Une étude menée en Côte d’Ivoire révèle que les singes d’une espèce de forestière baptisée la « mone de Campbell » émettent six types de cris d’alarme différents. En combinant ces cris, ces primates forment de longues séquences vocales leur permettant de délivrer des messages liés à leur vie sociale ou à divers dangers dont la prédation. Ces résultats, obtenus par des chercheurs du laboratoire d’Ethologie animale et humaine (CNRS / Université Rennes 1), en collaboration avec les universités de St Andrews en Ecosse et de Cocody-Abidjan en Côte d’Ivoire, sont publiés sur le site des Proceedings of the National Academy of Sciences. Ils mettent en évidence la forme la plus complexe de proto-syntaxe découverte à ce jour chez une espèce non humaine.

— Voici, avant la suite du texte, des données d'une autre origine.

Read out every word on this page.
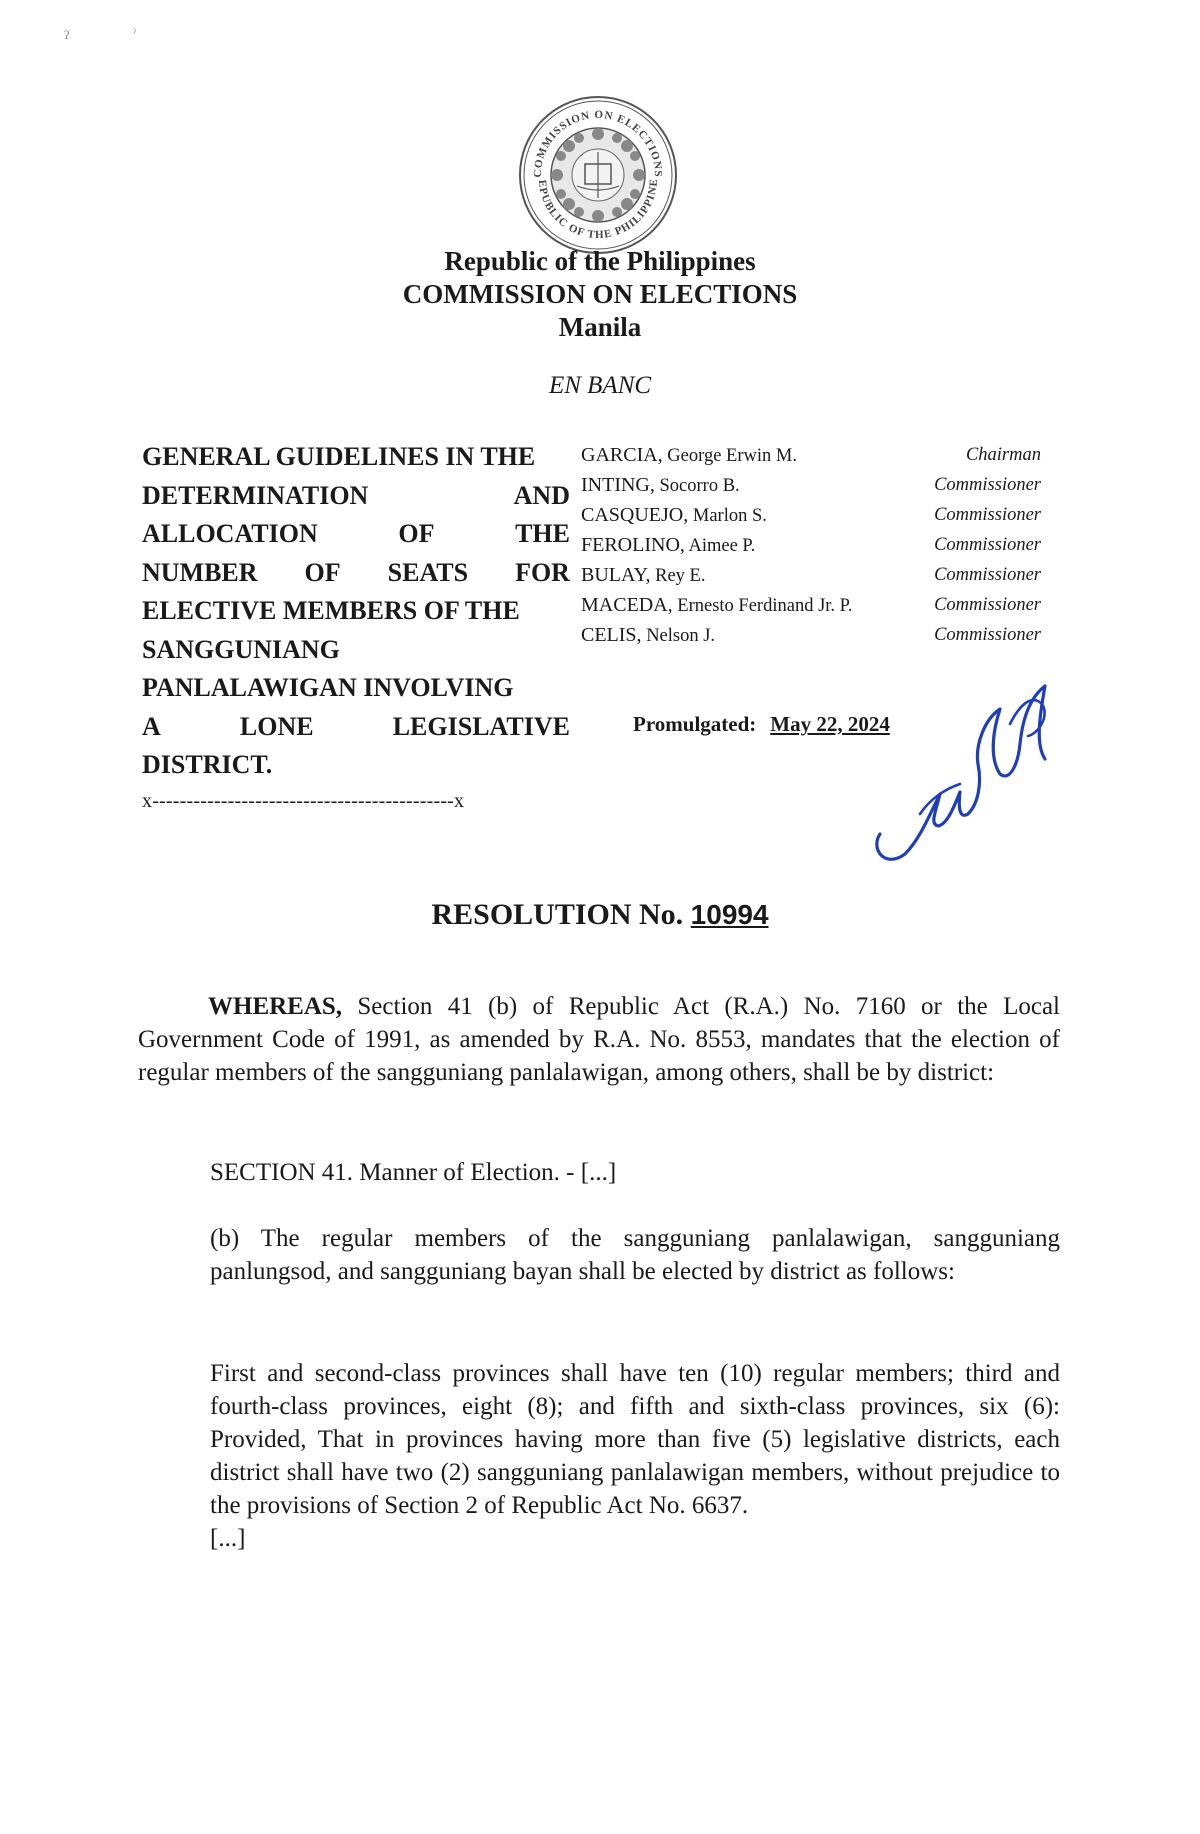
ʔ	ˀ
COMMISSION ON ELECTIONS
EPUBLIC OF THE PHILIPPINE
Republic of the Philippines
COMMISSION ON ELECTIONS
Manila
EN BANC
GENERAL GUIDELINES IN THE
DETERMINATION	AND
ALLOCATION	OF	THE
NUMBER OF SEATS FOR
ELECTIVE MEMBERS OF THE
SANGGUNIANG
PANLALAWIGAN INVOLVING
A	LONE	LEGISLATIVE
DISTRICT.
x--------------------------------------------x
GARCIA, George Erwin M.	Chairman
INTING, Socorro B.	Commissioner
CASQUEJO, Marlon S.	Commissioner
FEROLINO, Aimee P.	Commissioner
BULAY, Rey E.	Commissioner
MACEDA, Ernesto Ferdinand Jr. P.	Commissioner
CELIS, Nelson J.	Commissioner
Promulgated: May 22, 2024
RESOLUTION No. 10994
WHEREAS, Section 41 (b) of Republic Act (R.A.) No. 7160 or the Local Government Code of 1991, as amended by R.A. No. 8553, mandates that the election of regular members of the sangguniang panlalawigan, among others, shall be by district:
SECTION 41. Manner of Election. - [...]
(b) The regular members of the sangguniang panlalawigan, sangguniang panlungsod, and sangguniang bayan shall be elected by district as follows:
First and second-class provinces shall have ten (10) regular members; third and fourth-class provinces, eight (8); and fifth and sixth-class provinces, six (6): Provided, That in provinces having more than five (5) legislative districts, each district shall have two (2) sangguniang panlalawigan members, without prejudice to the provisions of Section 2 of Republic Act No. 6637.
[...]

Pendant deux ans, au sein de la station de recherche du « Taï Monkey Project » située dans le parc national de Taï en Côte d’Ivoire, des scientifiques ont étudié le comportement de primates de l’espèce mone de Campbell (ou Cercopithecus campbelli campbelli1). Ces singes forment des petits harems d’une dizaine d’individus, composés d’un mâle adulte, de plusieurs femelles adultes et de leurs descendants.
Les chercheurs du laboratoire d’Ethologie animale et humaine (CNRS / Université de Rennes 1), en collaboration avec un psychologue et un éthologue des universités de St Andrews en Ecosse et de Cocody-Abidjan en Côte d’Ivoire, se sont penchés sur les « cris forts » des mâles adultes qui ont un répertoire vocal très différent de celui des femelles. Les scientifiques ont observé la réponse vocale des mâles à diverses perturbations de l’environnement, notamment des rencontres avec leurs prédateurs naturels comme l’aigle et le léopard. Ils ont également réalisé des expériences de simulations visuelles (des léopards et des aigles empaillés) ou acoustiques (diffusion par haut-parleur du grognement du léopard et du hurlement de l’aigle) de présence de ces prédateurs.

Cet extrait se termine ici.